Walking in the Footsteps of History

Photo-report of Leg 1: RI and CT

by Ralph Nelson (Kirkwood Chapter, Delaware Society SAR)

Thursday, June 17, 2004

Lee arrived at the airport at 9 AM Thursday on June 17 and was driven to Newport by Richard Sheryka, fifer for the Bourbonnais re-enactors. I had driven the van, with uniforms and equipment up the day before (330 miles in 7.5 hours including lunch and rest stops).

We changed into uniform in the parking garage. Lee (shown above) portrays a soldier in the Bourbonnais Regiment, and I portray a captain in Lauzun's Legions (which was technically a Navy regiment).

We then marched to the Old Colony House, which in 1780 was one of the four capitol buildings of Rhode Island -- they rotated the seat of power between four cities. There we were met by historian Jim Snydacker, four summer interns, a video crew, former Newport mayor Robert McKenna, and Roseanna Gorham (chair of the W3R in RI), who had planned the day's activities. Jim provided a tour of this building and several others used by the French during their almost year-long stay in Newport.

The road passes an old inn dating to the Revolution and several small dams.

In the evening Lee (now in U.S Continental uniform) gave a talk at the Nathaniel Greene's home in Coventry. ]Nathaniel Greene was a Quaker foundry manager who became a soldier and rose through the ranks to become commander of the southern branch of the Contnental Army.]

We stayed at the Waterman Tavern, where Rochambeau spent several evenings as he travelled to Connecticut and back.
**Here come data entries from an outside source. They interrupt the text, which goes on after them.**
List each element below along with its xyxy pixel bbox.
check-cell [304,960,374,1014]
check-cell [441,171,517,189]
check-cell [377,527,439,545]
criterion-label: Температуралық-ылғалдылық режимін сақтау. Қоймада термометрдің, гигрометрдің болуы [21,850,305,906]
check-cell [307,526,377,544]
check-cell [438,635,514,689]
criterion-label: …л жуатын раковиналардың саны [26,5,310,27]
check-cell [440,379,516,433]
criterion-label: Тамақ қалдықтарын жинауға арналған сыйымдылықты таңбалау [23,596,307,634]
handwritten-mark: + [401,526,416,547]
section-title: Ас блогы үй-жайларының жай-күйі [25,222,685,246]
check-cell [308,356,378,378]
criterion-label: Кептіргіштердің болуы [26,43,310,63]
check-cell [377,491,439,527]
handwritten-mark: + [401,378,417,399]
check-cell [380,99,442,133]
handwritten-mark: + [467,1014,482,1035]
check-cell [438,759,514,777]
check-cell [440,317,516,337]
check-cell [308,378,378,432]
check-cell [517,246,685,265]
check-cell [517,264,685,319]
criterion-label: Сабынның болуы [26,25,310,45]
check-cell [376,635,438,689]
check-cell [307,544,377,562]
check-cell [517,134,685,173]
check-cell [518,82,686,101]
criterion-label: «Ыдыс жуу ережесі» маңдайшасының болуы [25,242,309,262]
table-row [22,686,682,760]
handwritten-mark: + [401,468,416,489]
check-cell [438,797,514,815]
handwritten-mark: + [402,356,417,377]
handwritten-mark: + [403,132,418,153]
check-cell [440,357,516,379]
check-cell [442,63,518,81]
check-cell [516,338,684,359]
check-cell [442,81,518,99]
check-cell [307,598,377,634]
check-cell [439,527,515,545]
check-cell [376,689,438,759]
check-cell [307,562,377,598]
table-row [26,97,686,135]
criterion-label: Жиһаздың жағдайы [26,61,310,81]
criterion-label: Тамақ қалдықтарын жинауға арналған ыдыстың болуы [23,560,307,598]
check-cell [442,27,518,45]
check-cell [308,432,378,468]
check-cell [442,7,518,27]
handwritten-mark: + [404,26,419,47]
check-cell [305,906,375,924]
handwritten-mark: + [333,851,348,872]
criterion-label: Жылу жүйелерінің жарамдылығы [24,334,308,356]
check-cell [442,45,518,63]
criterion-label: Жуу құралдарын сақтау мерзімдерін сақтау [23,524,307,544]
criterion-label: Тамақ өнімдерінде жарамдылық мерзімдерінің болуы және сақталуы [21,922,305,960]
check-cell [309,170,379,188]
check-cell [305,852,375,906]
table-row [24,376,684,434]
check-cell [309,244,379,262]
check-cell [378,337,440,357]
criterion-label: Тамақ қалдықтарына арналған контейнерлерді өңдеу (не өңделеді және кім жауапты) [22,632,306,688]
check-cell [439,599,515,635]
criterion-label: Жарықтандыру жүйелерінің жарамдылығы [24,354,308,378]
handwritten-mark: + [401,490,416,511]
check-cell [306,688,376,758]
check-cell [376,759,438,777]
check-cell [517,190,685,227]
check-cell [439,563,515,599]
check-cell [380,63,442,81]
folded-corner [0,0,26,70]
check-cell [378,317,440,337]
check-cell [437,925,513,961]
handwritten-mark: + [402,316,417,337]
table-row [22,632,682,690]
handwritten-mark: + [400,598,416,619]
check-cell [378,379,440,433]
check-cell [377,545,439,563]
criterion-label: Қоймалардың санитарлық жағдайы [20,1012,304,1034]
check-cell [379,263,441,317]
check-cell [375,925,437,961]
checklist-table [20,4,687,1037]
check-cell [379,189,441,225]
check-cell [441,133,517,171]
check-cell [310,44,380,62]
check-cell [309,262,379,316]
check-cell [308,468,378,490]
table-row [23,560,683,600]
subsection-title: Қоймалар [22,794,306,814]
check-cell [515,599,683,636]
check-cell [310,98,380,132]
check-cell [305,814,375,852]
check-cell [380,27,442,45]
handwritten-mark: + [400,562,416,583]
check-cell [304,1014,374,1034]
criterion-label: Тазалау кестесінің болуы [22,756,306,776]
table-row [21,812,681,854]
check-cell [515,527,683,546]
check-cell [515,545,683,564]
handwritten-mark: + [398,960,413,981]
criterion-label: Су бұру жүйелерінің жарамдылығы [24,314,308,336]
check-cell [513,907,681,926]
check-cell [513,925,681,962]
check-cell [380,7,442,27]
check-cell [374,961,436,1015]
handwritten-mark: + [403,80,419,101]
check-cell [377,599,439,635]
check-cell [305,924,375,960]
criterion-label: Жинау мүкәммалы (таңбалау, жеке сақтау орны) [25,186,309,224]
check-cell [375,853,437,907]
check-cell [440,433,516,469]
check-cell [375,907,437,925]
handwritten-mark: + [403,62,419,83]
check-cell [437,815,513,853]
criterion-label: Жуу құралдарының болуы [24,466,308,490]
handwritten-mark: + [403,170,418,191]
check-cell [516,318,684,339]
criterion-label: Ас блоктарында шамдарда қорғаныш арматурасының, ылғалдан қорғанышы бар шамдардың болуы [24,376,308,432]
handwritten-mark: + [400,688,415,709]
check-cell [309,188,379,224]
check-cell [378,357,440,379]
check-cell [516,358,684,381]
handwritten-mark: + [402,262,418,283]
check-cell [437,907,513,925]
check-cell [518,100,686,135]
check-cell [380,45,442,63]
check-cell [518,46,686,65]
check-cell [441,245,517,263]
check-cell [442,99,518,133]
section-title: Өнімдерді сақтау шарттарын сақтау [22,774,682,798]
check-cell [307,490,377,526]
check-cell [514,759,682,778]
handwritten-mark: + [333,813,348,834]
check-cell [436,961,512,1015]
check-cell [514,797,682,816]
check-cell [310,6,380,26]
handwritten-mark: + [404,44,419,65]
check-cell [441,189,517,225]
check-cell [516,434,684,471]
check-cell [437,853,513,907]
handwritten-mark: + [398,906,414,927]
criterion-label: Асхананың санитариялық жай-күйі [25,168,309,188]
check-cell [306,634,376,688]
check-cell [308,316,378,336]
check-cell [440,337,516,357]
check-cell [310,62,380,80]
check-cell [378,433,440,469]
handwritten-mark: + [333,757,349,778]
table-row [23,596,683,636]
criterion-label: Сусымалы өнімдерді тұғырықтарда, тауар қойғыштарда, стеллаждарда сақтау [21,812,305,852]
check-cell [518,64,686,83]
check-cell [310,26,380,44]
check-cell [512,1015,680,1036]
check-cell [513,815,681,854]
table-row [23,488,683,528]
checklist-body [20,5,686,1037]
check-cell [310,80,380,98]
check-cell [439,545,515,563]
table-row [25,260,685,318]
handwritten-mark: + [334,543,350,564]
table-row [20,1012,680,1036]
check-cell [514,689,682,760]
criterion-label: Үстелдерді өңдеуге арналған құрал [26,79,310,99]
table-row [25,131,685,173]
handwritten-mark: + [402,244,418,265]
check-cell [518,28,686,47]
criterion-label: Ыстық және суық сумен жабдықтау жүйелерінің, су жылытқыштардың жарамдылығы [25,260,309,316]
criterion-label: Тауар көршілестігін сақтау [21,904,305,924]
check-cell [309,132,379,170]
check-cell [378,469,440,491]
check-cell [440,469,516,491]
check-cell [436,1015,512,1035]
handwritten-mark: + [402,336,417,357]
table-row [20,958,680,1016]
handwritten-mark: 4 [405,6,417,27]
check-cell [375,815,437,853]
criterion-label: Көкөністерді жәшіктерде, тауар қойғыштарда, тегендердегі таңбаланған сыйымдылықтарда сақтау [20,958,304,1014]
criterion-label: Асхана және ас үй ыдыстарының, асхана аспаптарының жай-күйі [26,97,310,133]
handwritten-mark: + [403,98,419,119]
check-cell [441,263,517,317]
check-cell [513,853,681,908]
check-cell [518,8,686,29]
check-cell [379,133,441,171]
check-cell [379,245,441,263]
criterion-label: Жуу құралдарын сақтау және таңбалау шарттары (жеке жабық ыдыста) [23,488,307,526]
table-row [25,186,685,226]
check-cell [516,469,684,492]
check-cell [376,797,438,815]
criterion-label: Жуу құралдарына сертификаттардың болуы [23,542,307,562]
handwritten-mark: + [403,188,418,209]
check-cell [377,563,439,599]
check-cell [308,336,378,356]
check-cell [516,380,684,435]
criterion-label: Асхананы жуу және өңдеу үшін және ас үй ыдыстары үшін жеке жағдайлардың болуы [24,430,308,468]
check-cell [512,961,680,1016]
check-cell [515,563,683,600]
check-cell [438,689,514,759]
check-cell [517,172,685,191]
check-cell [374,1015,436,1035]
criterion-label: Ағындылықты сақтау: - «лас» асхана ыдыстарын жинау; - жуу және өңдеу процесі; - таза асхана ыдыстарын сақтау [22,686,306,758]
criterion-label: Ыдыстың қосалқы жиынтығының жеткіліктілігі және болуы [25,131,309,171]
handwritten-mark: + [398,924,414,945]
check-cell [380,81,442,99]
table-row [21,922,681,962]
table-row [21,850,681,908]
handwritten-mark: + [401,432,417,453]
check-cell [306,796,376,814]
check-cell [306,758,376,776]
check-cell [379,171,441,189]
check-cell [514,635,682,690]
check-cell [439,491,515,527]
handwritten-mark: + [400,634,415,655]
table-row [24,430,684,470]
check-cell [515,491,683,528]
There we had a fine Colonial dinner with all participants in colonial dress -- and a chamber music group playing colonial tunes in the background.

Saturday, June 19

Since we had a heavy travel schedule, Lee got up at 6 AM to hike up Biscuit Lane. It's name came from an incident where a French food cart broke and spilled its contents. The French army had to move on without picking up the food, and the local households reaped the benefits.

After this hike Lee had a few minutes to relax and phone home. Our van had magnetic signs on the sides. These led many people to question us about the W3R.

Several Scouts and their leaders joined Lee and a re-enactor for a five-mile
section of trail along Rt 14 to the Rhode Island border with Connecticut.

The Huntington Homestead Museum in Scotland CT has a fine display
on the W3R, including a model showing the march past that house.